Immerhin spricht sich die Runde um Xi Jinping dafür aus, die Schäden für die Wirtschaft möglichst kleinzuhalten. Das wird die Menschen in der Millionen-Metropole Guangzhou wenig beruhigen, die bei mehr als 2.000 Neuinfektionen in der Stadt aktuell einen so harten Lockdown wie im Frühjahr in Shanghai befürchten. Unser Autorenteam in China sät trotzdem ein wenig Hoffnung.
Wie werden die USA ihre Politik gegenüber China künftig ausrichten? Ganz gleich, wie die Verteilung in Senat und Repräsentantenhaus nach den Midterm-Wahlen aussieht – die USA werden ihre Haltung gegenüber China weiter verschärfen. Denn in einem sind sich Demokraten und Republikaner einig: ihrer negativen Sicht auf China.

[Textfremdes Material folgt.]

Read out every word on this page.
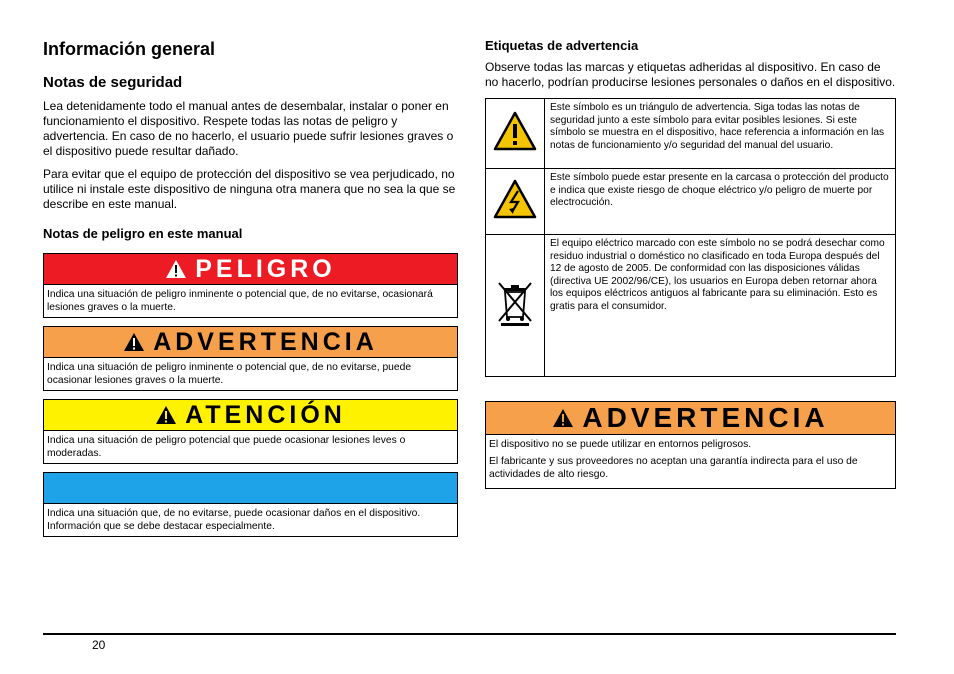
Información general
Notas de seguridad

Lea detenidamente todo el manual antes de desembalar, instalar o poner en funcionamiento el dispositivo. Respete todas las notas de peligro y advertencia. En caso de no hacerlo, el usuario puede sufrir lesiones graves o el dispositivo puede resultar dañado.

Para evitar que el equipo de protección del dispositivo se vea perjudicado, no utilice ni instale este dispositivo de ninguna otra manera que no sea la que se describe en este manual.

Notas de peligro en este manual
PELIGRO
Indica una situación de peligro inminente o potencial que, de no evitarse, ocasionará lesiones graves o la muerte.
ADVERTENCIA
Indica una situación de peligro inminente o potencial que, de no evitarse, puede ocasionar lesiones graves o la muerte.
ATENCIÓN
Indica una situación de peligro potencial que puede ocasionar lesiones leves o moderadas.
Indica una situación que, de no evitarse, puede ocasionar daños en el dispositivo. Información que se debe destacar especialmente.
Etiquetas de advertencia

Observe todas las marcas y etiquetas adheridas al dispositivo. En caso de no hacerlo, podrían producirse lesiones personales o daños en el dispositivo.

	Este símbolo es un triángulo de advertencia. Siga todas las notas de seguridad junto a este símbolo para evitar posibles lesiones. Si este símbolo se muestra en el dispositivo, hace referencia a información en las notas de funcionamiento y/o seguridad del manual del usuario.
	Este símbolo puede estar presente en la carcasa o protección del producto e indica que existe riesgo de choque eléctrico y/o peligro de muerte por electrocución.
	El equipo eléctrico marcado con este símbolo no se podrá desechar como residuo industrial o doméstico no clasificado en toda Europa después del 12 de agosto de 2005. De conformidad con las disposiciones válidas (directiva UE 2002/96/CE), los usuarios en Europa deben retornar ahora los equipos eléctricos antiguos al fabricante para su eliminación. Esto es gratis para el consumidor.
ADVERTENCIA

El dispositivo no se puede utilizar en entornos peligrosos.

El fabricante y sus proveedores no aceptan una garantía indirecta para el uso de actividades de alto riesgo.

20
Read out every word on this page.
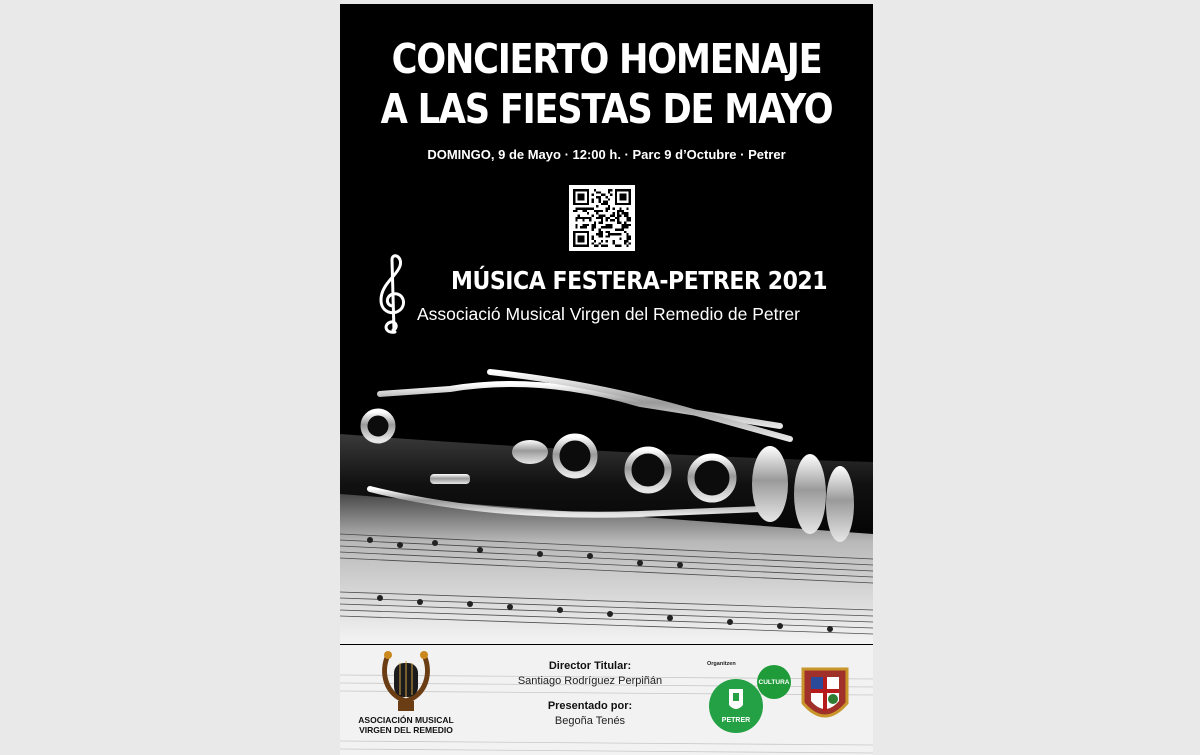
CONCIERTO HOMENAJE
A LAS FIESTAS DE MAYO
DOMINGO, 9 de Mayo · 12:00 h. · Parc 9 d’Octubre · Petrer
MÚSICA FESTERA-PETRER 2021
Associació Musical Virgen del Remedio de Petrer
ASOCIACIÓN MUSICAL
VIRGEN DEL REMEDIO
Director Titular:
Santiago Rodríguez Perpiñán
Presentado por:
Begoña Tenés
Organitzen
CULTURA
PETRER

Was konkret zu erwarten wäre, wenn die Republikaner die Kontrolle über das Repräsentantenhaus übernehmen, erörtert Amelie Richter in ihrer Analyse, und wirft auch einen Blick auf die Auswirkungen auf Europa. Am Montag treffen sich Xi Jinping und Joe Biden erstmals als Staatspräsidenten in Bali.
Wie die Weichen für den Umgang mit China gestellt werden sollen, war auch Thema einer Aktuellen Stunde im Bundestag. Die angekündigte China-Strategie der Bundesregierung soll nach Angaben der Regierungsparteien noch in diesem Jahr das Licht der Welt erblicken – bisher war von kommendem Frühjahr die Rede gewesen. Mehr dazu finden Sie in unseren News.
Es ist noch nicht lange her, da dachten viele, dass Chinas Wachstum unaufhaltsam sei. Xis Corona-Politik hat die Optimisten eines Besseren belehrt. Denn sein Primat der Ideologie hat Chinas Wirtschaft in den letzten Monaten schlimmen Schaden zugefügt. Im heutigen Standpunkt spricht MIT-Professor Daron Acemoglu über die Grundprobleme der Wirtschaft in einer Autokratie.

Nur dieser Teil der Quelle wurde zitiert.